- NJ accountants are advising clients to leave the state over high living costs, a survey shows.
- The NJ Society of Certified Public Accountants said businesses were also concerned about high taxes.
- People have fled high-tax states like New York, New Jersey, and California during the pandemic.
- See more stories on Insider’s business page.
Accountants in New Jersey are advising clients to leave the state because of its high living costs and corporate and property tax rates.
Seventy per cent of certified public accountants (CPAs) have advised individual clients to leave the state because of the high cost of living, according to a survey by the New Jersey Society of CPAs (NJCPA).
And 53% of respondents said they had advised New Jersey-based business clients to consider relocation because of the state’s higher cost of doing business.
New Jersey’s high property-tax and corporate-tax rates, lack of available skilled personnel, and regulatory requirements were top concerns for businesses, the CPAs said.
“The tax structure here is one of the highest in the country, if not the highest, and that certainly is a negative issue for individuals and for businesses,” NJCPA’s CEO, Ralph Thomas, told CNBC, who first reported on the survey.
New Jersey has the highest top corporate-tax rate at 10.5%, the highest average property-tax rate, and the worst business tax climate in the US, according to the Tax Foundation.
And New Jersey residents spend on average 12.2% of their income on state and local taxes, the Foundation said – the third-highest in the US.
Thomas told CNBC that many of the people and businesses leaving New Jersey were choosing states with lower taxes and living costs, including Delaware, Pennsylvania, Florida, North Carolina, South Carolina, Tennessee, and Texas.
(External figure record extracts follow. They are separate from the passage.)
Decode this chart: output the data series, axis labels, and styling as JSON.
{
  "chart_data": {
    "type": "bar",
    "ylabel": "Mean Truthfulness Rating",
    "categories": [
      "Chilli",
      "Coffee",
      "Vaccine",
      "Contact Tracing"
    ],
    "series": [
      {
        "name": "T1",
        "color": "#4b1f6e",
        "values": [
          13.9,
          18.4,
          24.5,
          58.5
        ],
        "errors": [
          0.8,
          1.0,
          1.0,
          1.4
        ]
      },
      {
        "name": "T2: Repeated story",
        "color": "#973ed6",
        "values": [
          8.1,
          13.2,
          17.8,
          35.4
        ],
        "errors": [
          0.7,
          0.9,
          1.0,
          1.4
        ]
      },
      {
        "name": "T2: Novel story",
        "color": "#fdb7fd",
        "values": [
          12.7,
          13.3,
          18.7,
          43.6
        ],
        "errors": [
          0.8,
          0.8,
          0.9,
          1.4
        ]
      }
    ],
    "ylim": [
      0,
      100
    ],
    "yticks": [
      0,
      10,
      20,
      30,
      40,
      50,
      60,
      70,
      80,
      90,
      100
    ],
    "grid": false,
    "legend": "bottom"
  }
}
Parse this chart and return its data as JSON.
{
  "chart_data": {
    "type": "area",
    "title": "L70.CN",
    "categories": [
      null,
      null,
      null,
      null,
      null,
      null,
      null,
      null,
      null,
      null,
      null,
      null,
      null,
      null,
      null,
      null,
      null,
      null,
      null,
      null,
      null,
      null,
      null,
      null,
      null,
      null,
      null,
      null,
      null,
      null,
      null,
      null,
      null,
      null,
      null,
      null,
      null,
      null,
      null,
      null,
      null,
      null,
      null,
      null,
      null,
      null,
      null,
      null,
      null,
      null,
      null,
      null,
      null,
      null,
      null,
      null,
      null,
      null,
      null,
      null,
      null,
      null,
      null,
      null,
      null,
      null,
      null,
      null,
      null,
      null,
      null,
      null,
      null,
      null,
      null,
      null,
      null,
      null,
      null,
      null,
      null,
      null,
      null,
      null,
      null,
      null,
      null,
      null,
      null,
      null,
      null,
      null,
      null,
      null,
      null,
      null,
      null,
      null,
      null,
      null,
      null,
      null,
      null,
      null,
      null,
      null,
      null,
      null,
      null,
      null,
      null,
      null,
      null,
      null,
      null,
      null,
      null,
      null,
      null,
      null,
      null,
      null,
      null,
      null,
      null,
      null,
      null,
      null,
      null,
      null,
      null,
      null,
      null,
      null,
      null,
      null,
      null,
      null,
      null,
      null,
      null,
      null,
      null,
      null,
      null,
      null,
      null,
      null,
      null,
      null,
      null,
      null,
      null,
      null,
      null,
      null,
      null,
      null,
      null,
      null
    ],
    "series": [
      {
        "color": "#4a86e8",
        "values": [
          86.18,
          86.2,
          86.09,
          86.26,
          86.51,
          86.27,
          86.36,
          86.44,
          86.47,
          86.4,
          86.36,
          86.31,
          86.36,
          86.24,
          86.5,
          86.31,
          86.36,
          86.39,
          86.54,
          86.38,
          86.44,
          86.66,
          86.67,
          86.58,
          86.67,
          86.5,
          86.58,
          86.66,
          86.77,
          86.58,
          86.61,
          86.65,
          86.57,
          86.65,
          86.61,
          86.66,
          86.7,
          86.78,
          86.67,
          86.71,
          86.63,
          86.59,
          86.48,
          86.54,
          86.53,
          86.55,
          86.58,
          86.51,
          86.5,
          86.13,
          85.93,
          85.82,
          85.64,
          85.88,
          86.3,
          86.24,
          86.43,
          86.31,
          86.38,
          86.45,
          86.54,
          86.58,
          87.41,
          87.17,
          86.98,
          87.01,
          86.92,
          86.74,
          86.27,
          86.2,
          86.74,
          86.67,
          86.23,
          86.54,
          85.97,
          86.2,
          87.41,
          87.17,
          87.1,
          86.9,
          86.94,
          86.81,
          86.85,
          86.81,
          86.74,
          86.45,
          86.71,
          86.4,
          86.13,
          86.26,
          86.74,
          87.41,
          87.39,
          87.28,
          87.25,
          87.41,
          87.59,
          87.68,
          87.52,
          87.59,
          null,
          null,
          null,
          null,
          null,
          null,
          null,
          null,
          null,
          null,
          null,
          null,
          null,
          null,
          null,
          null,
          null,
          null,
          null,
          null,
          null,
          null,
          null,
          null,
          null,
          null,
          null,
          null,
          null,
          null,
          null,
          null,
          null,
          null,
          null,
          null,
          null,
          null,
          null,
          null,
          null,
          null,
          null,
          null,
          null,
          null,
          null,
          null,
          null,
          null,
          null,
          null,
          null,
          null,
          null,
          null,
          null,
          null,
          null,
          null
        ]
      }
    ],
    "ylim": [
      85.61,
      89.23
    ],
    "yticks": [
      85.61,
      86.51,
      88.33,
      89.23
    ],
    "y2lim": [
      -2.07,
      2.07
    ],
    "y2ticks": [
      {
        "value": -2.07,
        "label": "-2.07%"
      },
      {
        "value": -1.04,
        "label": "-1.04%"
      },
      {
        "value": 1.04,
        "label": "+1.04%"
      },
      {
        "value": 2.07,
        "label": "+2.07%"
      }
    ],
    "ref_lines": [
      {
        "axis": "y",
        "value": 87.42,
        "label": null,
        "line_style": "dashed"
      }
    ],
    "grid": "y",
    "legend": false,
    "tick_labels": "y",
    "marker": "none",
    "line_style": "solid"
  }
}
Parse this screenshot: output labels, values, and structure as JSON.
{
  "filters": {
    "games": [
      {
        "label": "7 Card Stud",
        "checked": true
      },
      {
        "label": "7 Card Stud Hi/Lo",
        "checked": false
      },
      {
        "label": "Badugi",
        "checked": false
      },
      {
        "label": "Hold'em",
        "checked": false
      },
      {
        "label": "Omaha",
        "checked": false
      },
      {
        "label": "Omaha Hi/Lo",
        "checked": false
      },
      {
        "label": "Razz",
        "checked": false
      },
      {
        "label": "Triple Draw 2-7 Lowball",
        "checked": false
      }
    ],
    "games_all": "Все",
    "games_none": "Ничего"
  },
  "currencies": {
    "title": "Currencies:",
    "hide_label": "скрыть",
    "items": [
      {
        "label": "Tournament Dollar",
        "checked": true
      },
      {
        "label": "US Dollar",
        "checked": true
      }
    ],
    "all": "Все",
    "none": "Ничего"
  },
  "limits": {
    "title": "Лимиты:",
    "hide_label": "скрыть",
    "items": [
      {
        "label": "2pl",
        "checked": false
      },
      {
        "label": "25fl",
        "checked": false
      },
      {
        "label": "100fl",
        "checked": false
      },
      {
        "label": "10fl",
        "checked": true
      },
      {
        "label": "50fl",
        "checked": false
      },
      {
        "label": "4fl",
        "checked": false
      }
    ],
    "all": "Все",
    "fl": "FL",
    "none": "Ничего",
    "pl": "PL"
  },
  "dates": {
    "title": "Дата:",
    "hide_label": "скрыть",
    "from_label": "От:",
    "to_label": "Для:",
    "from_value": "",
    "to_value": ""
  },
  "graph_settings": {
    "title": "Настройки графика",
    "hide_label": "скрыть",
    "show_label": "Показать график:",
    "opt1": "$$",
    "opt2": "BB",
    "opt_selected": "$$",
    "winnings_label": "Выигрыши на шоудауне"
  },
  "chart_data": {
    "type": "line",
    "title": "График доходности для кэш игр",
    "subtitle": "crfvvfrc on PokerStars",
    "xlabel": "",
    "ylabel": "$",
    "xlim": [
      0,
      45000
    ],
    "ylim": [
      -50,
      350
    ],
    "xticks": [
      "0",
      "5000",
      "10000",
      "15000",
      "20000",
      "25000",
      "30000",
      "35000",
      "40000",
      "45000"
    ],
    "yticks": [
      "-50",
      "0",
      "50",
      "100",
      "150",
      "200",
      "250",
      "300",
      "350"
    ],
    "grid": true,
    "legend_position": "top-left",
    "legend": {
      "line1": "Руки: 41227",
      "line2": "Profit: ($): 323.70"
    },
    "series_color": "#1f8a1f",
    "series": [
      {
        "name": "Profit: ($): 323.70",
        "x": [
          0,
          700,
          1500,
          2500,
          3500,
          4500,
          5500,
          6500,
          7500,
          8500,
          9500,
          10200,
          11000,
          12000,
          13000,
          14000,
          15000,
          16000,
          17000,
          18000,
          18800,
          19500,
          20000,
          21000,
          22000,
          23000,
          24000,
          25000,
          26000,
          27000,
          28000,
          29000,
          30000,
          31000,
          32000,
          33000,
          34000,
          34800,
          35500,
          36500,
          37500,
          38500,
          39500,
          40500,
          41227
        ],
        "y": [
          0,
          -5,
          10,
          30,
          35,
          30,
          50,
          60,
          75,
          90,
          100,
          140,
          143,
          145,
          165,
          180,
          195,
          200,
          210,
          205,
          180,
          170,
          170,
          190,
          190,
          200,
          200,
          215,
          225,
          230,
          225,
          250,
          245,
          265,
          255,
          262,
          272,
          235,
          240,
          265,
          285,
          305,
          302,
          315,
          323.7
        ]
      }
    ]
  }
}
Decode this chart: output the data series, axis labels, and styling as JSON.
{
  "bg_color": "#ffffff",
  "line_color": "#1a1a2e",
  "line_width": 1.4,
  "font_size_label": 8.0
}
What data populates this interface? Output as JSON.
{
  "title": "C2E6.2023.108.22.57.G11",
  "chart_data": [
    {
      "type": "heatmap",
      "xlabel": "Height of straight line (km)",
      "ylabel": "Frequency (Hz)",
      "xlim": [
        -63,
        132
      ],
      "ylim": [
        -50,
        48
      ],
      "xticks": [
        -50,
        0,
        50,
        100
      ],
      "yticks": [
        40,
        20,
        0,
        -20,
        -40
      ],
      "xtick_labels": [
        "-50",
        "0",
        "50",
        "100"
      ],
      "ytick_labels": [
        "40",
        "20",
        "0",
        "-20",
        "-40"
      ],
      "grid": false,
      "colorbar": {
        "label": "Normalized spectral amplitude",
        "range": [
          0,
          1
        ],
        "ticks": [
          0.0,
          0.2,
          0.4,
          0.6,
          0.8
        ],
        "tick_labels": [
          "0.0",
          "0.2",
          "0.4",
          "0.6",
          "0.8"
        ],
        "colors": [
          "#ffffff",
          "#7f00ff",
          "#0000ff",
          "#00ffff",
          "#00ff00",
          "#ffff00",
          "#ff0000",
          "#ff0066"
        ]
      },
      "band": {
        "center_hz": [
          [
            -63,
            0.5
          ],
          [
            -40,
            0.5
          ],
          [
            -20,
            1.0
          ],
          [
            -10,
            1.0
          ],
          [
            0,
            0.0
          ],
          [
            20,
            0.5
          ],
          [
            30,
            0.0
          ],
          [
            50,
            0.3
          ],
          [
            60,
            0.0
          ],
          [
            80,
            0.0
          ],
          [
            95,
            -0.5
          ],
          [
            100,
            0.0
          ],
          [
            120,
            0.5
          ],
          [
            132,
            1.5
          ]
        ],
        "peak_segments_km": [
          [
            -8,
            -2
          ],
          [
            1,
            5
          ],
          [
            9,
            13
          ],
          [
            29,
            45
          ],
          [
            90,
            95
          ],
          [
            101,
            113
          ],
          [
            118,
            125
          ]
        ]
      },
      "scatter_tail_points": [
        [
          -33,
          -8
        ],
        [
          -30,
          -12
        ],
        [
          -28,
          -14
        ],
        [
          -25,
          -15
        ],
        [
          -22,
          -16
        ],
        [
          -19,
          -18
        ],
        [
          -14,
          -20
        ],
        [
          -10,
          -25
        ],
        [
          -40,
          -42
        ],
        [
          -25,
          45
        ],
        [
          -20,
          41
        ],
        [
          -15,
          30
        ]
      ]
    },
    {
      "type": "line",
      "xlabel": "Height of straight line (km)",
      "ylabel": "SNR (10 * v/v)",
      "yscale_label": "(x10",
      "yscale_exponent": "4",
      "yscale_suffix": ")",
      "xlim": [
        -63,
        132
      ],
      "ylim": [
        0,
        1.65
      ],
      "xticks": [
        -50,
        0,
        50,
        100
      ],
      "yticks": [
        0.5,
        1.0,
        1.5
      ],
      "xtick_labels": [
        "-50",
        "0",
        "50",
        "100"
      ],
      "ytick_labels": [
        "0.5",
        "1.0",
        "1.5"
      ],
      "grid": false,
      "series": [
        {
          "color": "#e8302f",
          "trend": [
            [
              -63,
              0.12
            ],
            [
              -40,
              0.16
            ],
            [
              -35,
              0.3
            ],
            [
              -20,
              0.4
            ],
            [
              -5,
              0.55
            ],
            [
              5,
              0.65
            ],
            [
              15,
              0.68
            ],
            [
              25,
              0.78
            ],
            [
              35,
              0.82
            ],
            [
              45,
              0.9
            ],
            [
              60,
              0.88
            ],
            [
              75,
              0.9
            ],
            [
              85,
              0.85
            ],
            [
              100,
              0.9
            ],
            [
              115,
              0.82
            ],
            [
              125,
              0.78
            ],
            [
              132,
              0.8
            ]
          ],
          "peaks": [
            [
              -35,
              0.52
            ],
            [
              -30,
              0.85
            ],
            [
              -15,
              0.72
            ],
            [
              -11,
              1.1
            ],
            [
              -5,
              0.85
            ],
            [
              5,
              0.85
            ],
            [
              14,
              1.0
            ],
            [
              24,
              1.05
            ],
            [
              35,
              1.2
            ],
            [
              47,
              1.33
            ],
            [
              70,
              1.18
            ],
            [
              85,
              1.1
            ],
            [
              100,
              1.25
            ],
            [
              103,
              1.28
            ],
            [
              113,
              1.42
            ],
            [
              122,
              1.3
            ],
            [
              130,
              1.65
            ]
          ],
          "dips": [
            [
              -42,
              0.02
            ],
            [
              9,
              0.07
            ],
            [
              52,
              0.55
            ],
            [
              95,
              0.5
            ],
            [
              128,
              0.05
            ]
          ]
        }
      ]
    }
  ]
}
“Tax hell” in New York and New Jersey has triggered mass migration to Florida, according to the Sunshine state’s CFO, who called the two Northeast states “financial train wrecks.”
But people fleeing high-tax states like New York, New Jersey, and California during the pandemic need to watch out for other surprise taxes, a tax advisor told Insider.
In the New Jersey survey, the CPAs were more optimistic about the national economic recovery from the pandemic than New Jersey’s.
Thirty-six per cent of CPAs said they thought the state’s economy would get worse for the rest of 2021 compared with the first five months, while 30% thought the national economy would get worse. And 35% said they thought New Jersey’s economic condition would improve, compared to 43% for the country.
The CPAs said state legislature should avoid excessive regulations and invest in infrastructure to retain businesses.